Constrained Decoding Attack (CDA)

Updated 19 November 2025

Constrained Decoding Attack (CDA) is an approach that exploits output constraints to bypass safety measures in both language models and cryptographic systems.
In LLMs, CDA manipulates control-plane restrictions such as JSON schemas, enabling malicious outputs despite benign visible prompts.
In cryptography, CDA leverages restricted error alphabets to significantly reduce decoding complexity and undermine traditional security estimates.

Constrained Decoding Attack (CDA) is a broad term denoting adversarial exploitation of decoding constraints—grammar, schemas, or restricted alphabets—in generative models or cryptographic systems. In LLM safety, CDA refers to attacks that leverage structured output constraints to bypass safety mechanisms by manipulating the control plane; in code-based cryptography, it refers to algorithmic advances that exploit restricted alphabets to reduce decoding complexity. This entry encompasses both the jailbreak paradigm for LLMs (Zhang et al., 31 Mar 2025) and attacks on restricted syndrome decoding problems in cryptosystems (Baldi et al., 2023).

1. Conceptual Overview and Definitions

CDA exposes a critical vulnerability in any setting where generation is governed by output constraints rather than free-form sampling. In the LLM domain, modern APIs often use constrained decoding via developer-provided grammars or schemas to ensure syntactic compliance. The attacker manipulates these constraints (the control plane) instead of the visible prompt (data plane), embedding malicious content directly into the allowed output structure. Formally, a grammar $G = (N, \Sigma, P, S)$ —with nonterminals $N$ , terminal vocabulary $\Sigma$ , production rules $P$ , and start symbol $S$ —defines an output language $L(G)\subset\Sigma^*$ . During decoding at step $t$ , the model is forced to sample the next token $y_t$ only from the allowed set $C_G(y_{1:t-1}) = \{w \in \Sigma : y_{1:t-1}w \in \text{Pref}(L(G))\}$ . Constrained decoding thus enforces

$y_t \sim \text{Softmax}(z_t(y_{1:t-1}) + m_t)$

where $m_t[w] = 0$ if $w \in C_G(y_{1:t-1})$ , $-\infty$ otherwise. The attacker’s objective is to find an output $y_{1:T}$ such that $y_{1:T} \in L(G)$ and $\mathbf{1}[\mathrm{unsafe}(y_{1:T})]=1$ (Zhang et al., 31 Mar 2025).

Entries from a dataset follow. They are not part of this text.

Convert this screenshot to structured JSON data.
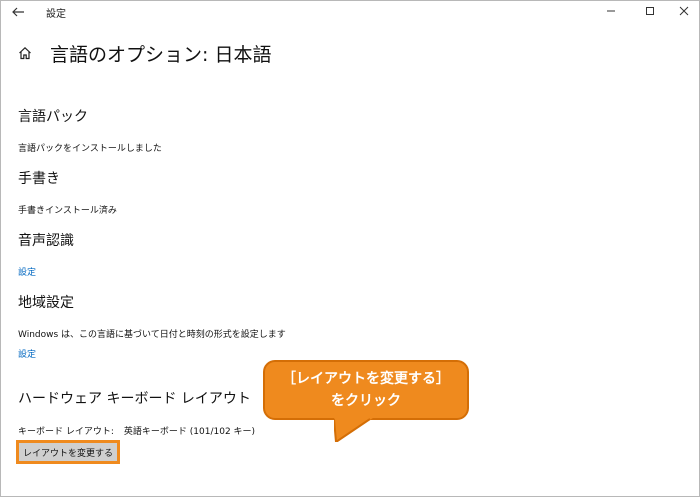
{
  "window": {
    "title": "設定"
  },
  "page": {
    "title": "言語のオプション: 日本語"
  },
  "sections": {
    "language_pack": {
      "heading": "言語パック",
      "status": "言語パックをインストールしました"
    },
    "handwriting": {
      "heading": "手書き",
      "status": "手書きインストール済み"
    },
    "speech": {
      "heading": "音声認識",
      "link": "設定"
    },
    "region": {
      "heading": "地域設定",
      "description": "Windows は、この言語に基づいて日付と時刻の形式を設定します",
      "link": "設定"
    },
    "keyboard": {
      "heading": "ハードウェア キーボード レイアウト",
      "layout_label": "キーボード レイアウト:",
      "layout_value": "英語キーボード (101/102 キー)",
      "change_button": "レイアウトを変更する"
    }
  },
  "callout": {
    "line1": "［レイアウトを変更する］",
    "line2": "をクリック"
  },
  "colors": {
    "link": "#0067c0",
    "callout": "#ef8a1e",
    "button_bg": "#cfcfcf"
  },
  "icons": {
    "back": "back-arrow-icon",
    "home": "home-icon",
    "minimize": "minimize-icon",
    "maximize": "maximize-icon",
    "close": "close-icon"
  }
}
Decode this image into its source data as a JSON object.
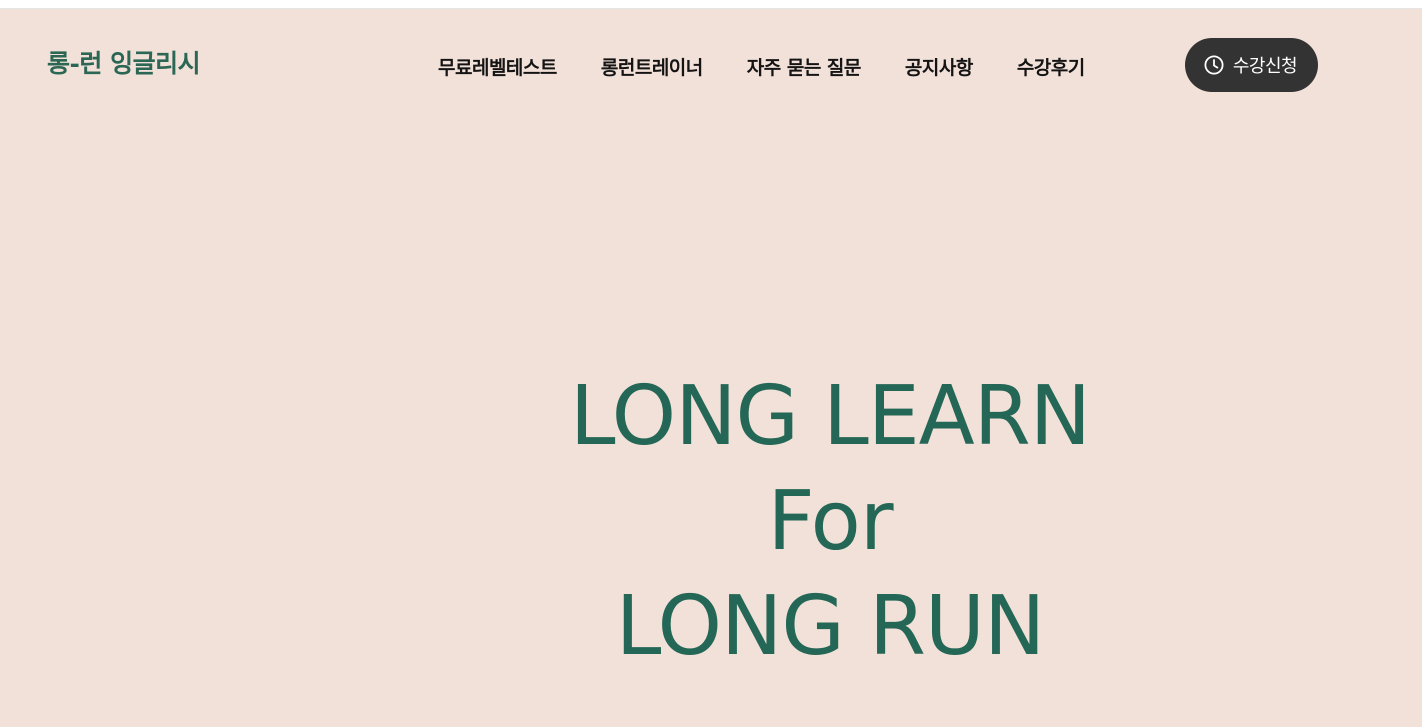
{
  "header": {
    "logo_text": "롱-런 잉글리시",
    "nav": [
      {
        "label": "무료레벨테스트"
      },
      {
        "label": "롱런트레이너"
      },
      {
        "label": "자주 묻는 질문"
      },
      {
        "label": "공지사항"
      },
      {
        "label": "수강후기"
      }
    ],
    "cta": {
      "label": "수강신청",
      "icon": "clock-icon"
    }
  },
  "hero": {
    "line1": "LONG LEARN",
    "line2": "For",
    "line3": "LONG RUN"
  },
  "colors": {
    "background": "#f2e1d8",
    "brand_green": "#256757",
    "cta_background": "#333333"
  }
}
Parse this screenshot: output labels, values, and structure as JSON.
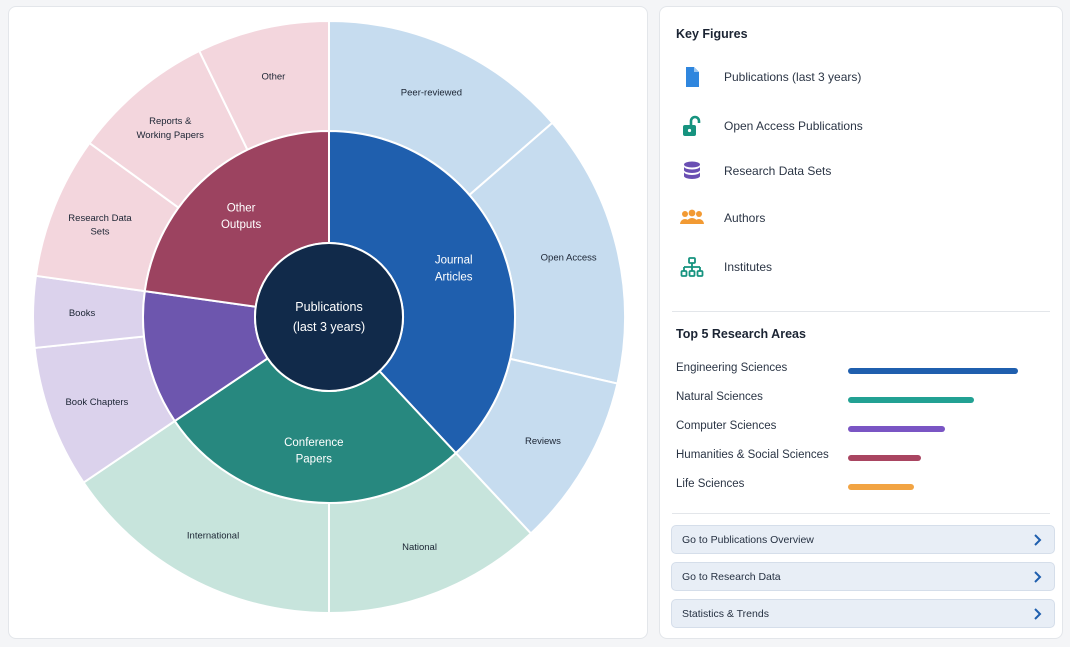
{
  "sunburst": {
    "center_label": [
      "Publications",
      "(last 3 years)"
    ],
    "center_color": "#112a4a",
    "inner": [
      {
        "id": "journal",
        "label": [
          "Journal",
          "Articles"
        ],
        "color": "#1f5fae",
        "start": 0,
        "end": 137
      },
      {
        "id": "conference",
        "label": [
          "Conference",
          "Papers"
        ],
        "color": "#27887f",
        "start": 137,
        "end": 236
      },
      {
        "id": "books-inner",
        "label": [],
        "color": "#6d56ae",
        "start": 236,
        "end": 278
      },
      {
        "id": "other-outputs",
        "label": [
          "Other",
          "Outputs"
        ],
        "color": "#9c4360",
        "start": 278,
        "end": 360
      }
    ],
    "outer": [
      {
        "id": "peer-reviewed",
        "label": [
          "Peer-reviewed"
        ],
        "color": "#c6dcef",
        "start": 0,
        "end": 49
      },
      {
        "id": "open-access",
        "label": [
          "Open Access"
        ],
        "color": "#c6dcef",
        "start": 49,
        "end": 103
      },
      {
        "id": "reviews",
        "label": [
          "Reviews"
        ],
        "color": "#c6dcef",
        "start": 103,
        "end": 137
      },
      {
        "id": "national",
        "label": [
          "National"
        ],
        "color": "#c7e4dc",
        "start": 137,
        "end": 180
      },
      {
        "id": "international",
        "label": [
          "International"
        ],
        "color": "#c7e4dc",
        "start": 180,
        "end": 236
      },
      {
        "id": "book-chapters",
        "label": [
          "Book Chapters"
        ],
        "color": "#dbd2ec",
        "start": 236,
        "end": 264
      },
      {
        "id": "books",
        "label": [
          "Books"
        ],
        "color": "#dbd2ec",
        "start": 264,
        "end": 278
      },
      {
        "id": "research-data-sets",
        "label": [
          "Research Data",
          "Sets"
        ],
        "color": "#f3d6dd",
        "start": 278,
        "end": 306
      },
      {
        "id": "reports",
        "label": [
          "Reports &",
          "Working Papers"
        ],
        "color": "#f3d6dd",
        "start": 306,
        "end": 334
      },
      {
        "id": "other",
        "label": [
          "Other"
        ],
        "color": "#f3d6dd",
        "start": 334,
        "end": 360
      }
    ]
  },
  "key_figures": {
    "title": "Key Figures",
    "items": [
      {
        "label": "Publications (last 3 years)",
        "icon": "document-icon",
        "color": "#2f86de"
      },
      {
        "label": "Open Access Publications",
        "icon": "unlock-icon",
        "color": "#16937f"
      },
      {
        "label": "Research Data Sets",
        "icon": "database-icon",
        "color": "#6a4fb3"
      },
      {
        "label": "Authors",
        "icon": "users-icon",
        "color": "#f29a33"
      },
      {
        "label": "Institutes",
        "icon": "org-chart-icon",
        "color": "#16937f"
      }
    ]
  },
  "research_areas": {
    "title": "Top 5 Research Areas",
    "items": [
      {
        "label": "Engineering Sciences",
        "value": 1.0,
        "color": "#1f5fae"
      },
      {
        "label": "Natural Sciences",
        "value": 0.74,
        "color": "#22a193"
      },
      {
        "label": "Computer Sciences",
        "value": 0.57,
        "color": "#7a55c4"
      },
      {
        "label": "Humanities & Social Sciences",
        "value": 0.43,
        "color": "#a94561"
      },
      {
        "label": "Life Sciences",
        "value": 0.39,
        "color": "#f2a443"
      }
    ]
  },
  "links": [
    {
      "label": "Go to Publications Overview"
    },
    {
      "label": "Go to Research Data"
    },
    {
      "label": "Statistics & Trends"
    }
  ]
}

In code-based cryptography, the terminology similarly refers to constraining the error alphabet $\mathcal{E} \subset \mathbb{F}_q$ . Here, the central challenge is the Restricted Syndrome Decoding Problem (RSDP): for a given parity-check matrix $H \in \mathbb{F}_q^{(n-k)\times n}$ , syndrome $s$ , restricted error set $\mathcal{E}$ , and Hamming weight $w$ , determine whether there exists $e\in(\mathcal{E}\cup\{0\})^n$ with $\mathrm{wt}(e) = w$ and $e H^\top = s$ (Baldi et al., 2023).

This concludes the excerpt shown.